Changing Face of "Spam" Email
As a network engineer involved in bringing up some of the first Internet connections in the upper midwest in the late 1980s and early 1990s, I also managed email systems in the 1990s as spam email started becoming a nuisance. In the past decade, spam has been more than a nuisance – email systems must have effective spam filters to keep email usable for end users.
There is an interesting trend I see now – I am getting a fair bit of relevant business-related marketing email in my inbox. The amount of “online pharmacy” spam is way down, but I still get a fair amount of complete junk, including a lot of Cyrillic and Mandarin spam that is completely unintelligible to me. Fortunately, my company’s spam filter, including up-to-date SpamAssassin rule lists and a good blacklist, are doing a good job discarding and classifying the useless spam, while allowing through the reasonable marketing queries (I think).
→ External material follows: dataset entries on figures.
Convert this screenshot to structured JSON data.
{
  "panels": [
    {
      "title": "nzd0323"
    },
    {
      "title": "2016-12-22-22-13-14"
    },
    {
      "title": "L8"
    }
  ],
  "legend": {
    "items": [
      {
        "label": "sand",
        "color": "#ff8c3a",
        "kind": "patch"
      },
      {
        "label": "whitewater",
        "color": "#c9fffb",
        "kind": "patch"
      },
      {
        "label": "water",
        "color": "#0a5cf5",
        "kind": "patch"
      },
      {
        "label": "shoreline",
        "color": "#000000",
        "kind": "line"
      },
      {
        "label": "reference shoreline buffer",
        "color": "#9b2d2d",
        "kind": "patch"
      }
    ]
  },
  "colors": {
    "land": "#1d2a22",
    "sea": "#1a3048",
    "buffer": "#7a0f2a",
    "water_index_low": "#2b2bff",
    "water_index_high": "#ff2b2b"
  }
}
A few years back, the sales team at my employer emailed potential customers asking if they could setup meetings to introduce the company’s software – not an unusual email message, especially nowadays. One particular recipient hit the roof and replied with a rant worthy of a response to the first massive Usenet spam from the green card lawyers back in the day.
Are people’s attitudes changing about spam? Is there an increasing acceptance of reasonable marketing-type contact via email?